The panelists began by describing how their organisations were beginning to embed global responsibility into their practice. Brittany explained how sustainability is not just social, but economic; QualisFlow aids teams in construction to appreciate that sustainability is not just about the materials consumed and the waste generated, but how it impacts their economic bottomline and employee engagement. Andrew explained how Watson-Marlow Fluid Technology Group is on a journey and recognises their role in the global sustainability drive. Currently the organisation is working with customers to reduce waste and energy, and have recently announced that they are committed to achieving net zero greenhouse gas emissions by 2040 in addition to establishing a 2030 biodiversity net gain target. Julia explained how Iona Capital was set up specifically to develop bio energy infrastructure and has adopted a Environmental Social Governance to inform their projects, assessing impact against all three areas.

Brittany used a carrot and stick analogy to illustrate the combination of elements that are encouraging companies to consider their impact; the stick is governmental policy including taxes on waste disposal and environmental agency fines. The carrot is the outside influences such as private investors driving capital into green infrastructure and sustainable buildings, encouraging construction companies to achieve high levels of sustainable building certifications. In addition to private investment, there is also the introduction of green bonds and mergers between public and private investment on significant projects such as the Thames Tideway Tunnel, which are holding large construction projects to account and encouraging them to set a new standard for others to follow.

“I think that carrot approach is slightly more compelling to the construction industry because the stick approach hasn’t been wielded very consistently.”

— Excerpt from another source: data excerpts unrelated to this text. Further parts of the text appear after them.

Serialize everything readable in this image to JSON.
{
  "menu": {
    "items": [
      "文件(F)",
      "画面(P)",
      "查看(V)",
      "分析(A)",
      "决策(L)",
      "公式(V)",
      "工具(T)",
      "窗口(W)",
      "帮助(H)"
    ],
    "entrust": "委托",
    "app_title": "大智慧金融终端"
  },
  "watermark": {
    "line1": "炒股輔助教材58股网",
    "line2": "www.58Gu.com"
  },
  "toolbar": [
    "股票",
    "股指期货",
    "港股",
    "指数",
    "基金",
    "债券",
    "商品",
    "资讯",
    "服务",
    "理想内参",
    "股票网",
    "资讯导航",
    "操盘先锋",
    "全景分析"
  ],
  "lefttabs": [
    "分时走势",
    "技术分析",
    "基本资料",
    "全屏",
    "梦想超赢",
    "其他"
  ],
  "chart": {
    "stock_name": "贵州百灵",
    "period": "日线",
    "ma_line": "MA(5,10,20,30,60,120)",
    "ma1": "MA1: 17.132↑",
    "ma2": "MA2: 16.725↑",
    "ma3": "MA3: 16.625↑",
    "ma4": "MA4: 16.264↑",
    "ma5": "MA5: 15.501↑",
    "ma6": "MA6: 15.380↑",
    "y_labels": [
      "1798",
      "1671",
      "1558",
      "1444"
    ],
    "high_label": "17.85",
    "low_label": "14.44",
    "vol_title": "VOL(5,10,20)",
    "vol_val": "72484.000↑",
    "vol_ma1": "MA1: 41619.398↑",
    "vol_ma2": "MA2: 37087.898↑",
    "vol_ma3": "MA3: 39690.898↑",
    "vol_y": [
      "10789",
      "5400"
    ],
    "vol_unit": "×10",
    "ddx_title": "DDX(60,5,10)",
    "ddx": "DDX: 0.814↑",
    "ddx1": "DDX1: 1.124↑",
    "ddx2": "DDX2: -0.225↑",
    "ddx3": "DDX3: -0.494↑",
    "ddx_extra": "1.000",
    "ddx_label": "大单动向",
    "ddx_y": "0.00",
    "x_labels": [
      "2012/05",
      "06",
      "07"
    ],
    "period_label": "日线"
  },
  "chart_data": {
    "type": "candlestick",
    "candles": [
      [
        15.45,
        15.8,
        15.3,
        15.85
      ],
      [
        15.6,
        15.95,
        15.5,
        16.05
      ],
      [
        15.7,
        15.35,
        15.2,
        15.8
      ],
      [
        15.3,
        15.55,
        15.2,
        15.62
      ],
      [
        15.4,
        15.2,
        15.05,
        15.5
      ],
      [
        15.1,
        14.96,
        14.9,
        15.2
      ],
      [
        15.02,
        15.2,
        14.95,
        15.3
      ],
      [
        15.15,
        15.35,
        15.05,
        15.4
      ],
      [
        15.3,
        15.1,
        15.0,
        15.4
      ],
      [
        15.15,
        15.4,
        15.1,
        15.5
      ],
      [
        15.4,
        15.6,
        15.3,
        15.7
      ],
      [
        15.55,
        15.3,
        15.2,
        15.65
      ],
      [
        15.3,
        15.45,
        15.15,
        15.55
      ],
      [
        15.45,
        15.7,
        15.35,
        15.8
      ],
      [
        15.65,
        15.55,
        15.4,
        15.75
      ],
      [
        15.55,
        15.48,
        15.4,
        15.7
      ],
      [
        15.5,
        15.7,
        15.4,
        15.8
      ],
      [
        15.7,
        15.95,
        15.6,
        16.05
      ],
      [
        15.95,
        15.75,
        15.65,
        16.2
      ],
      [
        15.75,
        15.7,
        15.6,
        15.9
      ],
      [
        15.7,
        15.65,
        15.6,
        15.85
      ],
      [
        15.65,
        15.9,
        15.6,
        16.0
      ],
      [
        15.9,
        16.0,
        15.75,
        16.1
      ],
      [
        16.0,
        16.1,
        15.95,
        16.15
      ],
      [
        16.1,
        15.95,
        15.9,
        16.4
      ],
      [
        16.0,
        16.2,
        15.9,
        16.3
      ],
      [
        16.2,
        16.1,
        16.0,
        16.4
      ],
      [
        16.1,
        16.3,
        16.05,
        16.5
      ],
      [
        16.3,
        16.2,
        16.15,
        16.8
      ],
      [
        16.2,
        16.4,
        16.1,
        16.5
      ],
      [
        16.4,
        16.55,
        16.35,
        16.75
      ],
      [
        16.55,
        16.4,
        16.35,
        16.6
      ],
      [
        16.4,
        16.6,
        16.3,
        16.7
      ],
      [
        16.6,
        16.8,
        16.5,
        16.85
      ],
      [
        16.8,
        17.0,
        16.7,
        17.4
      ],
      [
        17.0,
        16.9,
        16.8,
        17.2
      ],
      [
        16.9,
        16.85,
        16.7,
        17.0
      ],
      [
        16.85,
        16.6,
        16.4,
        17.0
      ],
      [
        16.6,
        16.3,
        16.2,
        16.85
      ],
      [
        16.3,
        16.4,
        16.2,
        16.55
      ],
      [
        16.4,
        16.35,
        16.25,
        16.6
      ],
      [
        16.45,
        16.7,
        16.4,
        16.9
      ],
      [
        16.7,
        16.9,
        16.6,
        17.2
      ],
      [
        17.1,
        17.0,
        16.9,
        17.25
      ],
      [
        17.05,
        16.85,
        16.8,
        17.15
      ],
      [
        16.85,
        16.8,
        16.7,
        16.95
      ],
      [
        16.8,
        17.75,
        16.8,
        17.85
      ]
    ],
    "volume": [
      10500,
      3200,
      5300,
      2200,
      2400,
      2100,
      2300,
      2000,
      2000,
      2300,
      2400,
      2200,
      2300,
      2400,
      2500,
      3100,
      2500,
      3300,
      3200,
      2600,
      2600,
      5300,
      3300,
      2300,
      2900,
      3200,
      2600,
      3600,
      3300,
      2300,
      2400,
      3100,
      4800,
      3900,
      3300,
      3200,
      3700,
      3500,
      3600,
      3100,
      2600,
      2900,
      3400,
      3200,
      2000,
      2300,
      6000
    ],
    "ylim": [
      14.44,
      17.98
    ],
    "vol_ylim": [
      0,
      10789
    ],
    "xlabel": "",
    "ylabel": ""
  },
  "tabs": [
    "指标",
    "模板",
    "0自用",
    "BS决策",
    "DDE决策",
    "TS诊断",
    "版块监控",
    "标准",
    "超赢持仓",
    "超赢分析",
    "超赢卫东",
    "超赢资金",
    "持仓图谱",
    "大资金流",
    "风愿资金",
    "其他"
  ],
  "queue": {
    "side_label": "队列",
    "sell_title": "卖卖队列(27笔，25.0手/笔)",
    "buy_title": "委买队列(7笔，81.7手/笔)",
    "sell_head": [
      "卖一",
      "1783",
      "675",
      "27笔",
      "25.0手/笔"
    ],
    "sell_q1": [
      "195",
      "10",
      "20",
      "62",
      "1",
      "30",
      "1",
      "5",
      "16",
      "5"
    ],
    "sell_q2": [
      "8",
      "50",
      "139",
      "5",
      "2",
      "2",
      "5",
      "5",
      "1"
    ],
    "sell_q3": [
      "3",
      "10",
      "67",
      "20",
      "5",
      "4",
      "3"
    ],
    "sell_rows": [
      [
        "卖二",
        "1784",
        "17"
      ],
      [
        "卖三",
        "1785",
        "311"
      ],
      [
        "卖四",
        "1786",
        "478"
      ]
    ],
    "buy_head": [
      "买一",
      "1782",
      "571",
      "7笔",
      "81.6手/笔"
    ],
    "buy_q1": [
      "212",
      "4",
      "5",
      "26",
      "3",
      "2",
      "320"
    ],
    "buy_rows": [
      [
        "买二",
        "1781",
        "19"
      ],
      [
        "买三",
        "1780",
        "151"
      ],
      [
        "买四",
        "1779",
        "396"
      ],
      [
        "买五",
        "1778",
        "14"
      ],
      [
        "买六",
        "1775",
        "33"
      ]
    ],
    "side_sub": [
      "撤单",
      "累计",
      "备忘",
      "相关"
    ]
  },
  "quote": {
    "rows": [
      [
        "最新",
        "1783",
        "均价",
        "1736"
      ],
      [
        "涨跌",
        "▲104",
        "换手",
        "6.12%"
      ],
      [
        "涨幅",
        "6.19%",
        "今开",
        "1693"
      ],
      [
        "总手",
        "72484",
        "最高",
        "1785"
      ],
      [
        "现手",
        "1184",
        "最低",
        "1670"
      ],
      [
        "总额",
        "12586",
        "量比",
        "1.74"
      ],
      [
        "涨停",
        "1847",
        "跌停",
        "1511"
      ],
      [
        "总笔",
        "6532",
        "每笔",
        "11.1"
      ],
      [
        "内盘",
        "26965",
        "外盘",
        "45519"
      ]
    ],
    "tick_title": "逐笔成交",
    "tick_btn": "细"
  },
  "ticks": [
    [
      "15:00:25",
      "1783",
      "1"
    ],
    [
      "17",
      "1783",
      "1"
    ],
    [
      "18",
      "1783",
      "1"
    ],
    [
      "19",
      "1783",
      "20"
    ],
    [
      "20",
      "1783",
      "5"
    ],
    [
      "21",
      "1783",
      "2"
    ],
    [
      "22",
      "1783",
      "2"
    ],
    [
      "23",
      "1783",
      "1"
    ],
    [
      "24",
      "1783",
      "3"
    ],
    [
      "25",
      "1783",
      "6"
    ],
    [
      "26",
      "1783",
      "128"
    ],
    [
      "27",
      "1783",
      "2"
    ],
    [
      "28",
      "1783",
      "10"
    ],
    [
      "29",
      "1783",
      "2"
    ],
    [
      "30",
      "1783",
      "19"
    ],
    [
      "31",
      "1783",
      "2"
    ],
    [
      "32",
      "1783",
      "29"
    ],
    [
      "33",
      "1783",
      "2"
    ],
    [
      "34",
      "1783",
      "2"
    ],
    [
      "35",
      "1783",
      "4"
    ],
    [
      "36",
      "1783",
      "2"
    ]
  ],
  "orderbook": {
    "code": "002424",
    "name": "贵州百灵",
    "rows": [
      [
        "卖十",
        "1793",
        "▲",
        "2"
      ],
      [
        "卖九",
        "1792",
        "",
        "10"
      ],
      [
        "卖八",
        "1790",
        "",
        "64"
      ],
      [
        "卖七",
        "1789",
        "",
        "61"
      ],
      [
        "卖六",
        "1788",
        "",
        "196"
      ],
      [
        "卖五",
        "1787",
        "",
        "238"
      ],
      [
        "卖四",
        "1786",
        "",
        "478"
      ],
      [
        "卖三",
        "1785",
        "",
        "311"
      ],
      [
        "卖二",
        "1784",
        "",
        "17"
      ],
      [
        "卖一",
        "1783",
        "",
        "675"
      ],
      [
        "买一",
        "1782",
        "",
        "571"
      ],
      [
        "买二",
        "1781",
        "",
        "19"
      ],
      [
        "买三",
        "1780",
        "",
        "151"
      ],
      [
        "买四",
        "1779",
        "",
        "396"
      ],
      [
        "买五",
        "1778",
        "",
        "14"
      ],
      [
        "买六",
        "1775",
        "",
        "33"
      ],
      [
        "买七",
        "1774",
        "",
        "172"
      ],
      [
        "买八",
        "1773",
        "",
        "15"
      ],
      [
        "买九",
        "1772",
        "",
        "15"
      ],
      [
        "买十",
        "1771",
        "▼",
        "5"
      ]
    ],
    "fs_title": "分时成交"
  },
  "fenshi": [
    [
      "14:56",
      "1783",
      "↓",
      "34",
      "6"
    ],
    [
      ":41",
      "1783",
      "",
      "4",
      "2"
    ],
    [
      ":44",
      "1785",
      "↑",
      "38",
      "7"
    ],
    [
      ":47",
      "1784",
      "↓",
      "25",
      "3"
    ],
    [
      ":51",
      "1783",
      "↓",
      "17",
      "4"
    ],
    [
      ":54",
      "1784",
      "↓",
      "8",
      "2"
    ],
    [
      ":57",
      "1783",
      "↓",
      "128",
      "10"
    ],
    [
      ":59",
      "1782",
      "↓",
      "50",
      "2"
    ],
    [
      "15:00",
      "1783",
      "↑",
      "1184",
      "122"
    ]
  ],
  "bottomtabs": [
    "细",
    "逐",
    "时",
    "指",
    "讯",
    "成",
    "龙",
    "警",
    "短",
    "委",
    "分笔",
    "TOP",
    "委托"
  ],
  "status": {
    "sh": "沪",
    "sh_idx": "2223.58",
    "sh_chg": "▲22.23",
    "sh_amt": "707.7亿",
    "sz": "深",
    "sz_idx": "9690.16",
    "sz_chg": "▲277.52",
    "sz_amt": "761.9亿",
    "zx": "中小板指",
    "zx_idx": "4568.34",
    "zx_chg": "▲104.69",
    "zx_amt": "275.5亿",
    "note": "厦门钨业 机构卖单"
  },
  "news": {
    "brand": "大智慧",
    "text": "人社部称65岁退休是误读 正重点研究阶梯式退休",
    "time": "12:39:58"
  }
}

Julia agreed that financial incentives were essential driving change, but so too is the want to leave a better future for generations to come. Driving change because of values held personally or company wide, was also touched on by Andrew after explaining how the value of respect held at Watson-Marlow Fluid Technology Group isn’t limited to employees but also for the environment. In addition, he emphasised how customers and employees now expect to see a sustainability agenda as common practice.

This suggestion that employees could drive real change was considered, bringing into question the common assumption that it is only senior leadership that can truly make a difference. Although Andrew agreed that sustainability needed to be high up on the senior leadership agenda, he also appreciated that it is now an imperative part of staff retention and recruitment as the public becomes more environmentally conscious. Brittany expanded on this, highlighting the purchasing power employees hold, claiming that if you raise something to your managers that you believe needs to be addressed and it is not addressed, you have the ability to go elsewhere and find a company that aligns with your values, or in her case, cofound a company that addresses a problem area in the sector from scratch.

All three panellist spoke of the diverse ways in which the companies they work for are embedding global responsibility in engineering, from engaging employees in the process to embedding innovative new technology, but one thing they all had in common was the knowledge that they did not have all the answers. Katie flagged the importance of working with teams with a diversity of thought and background to effectively inform how to build back better and secure a future where engineering serves all people and the planet better than ever before.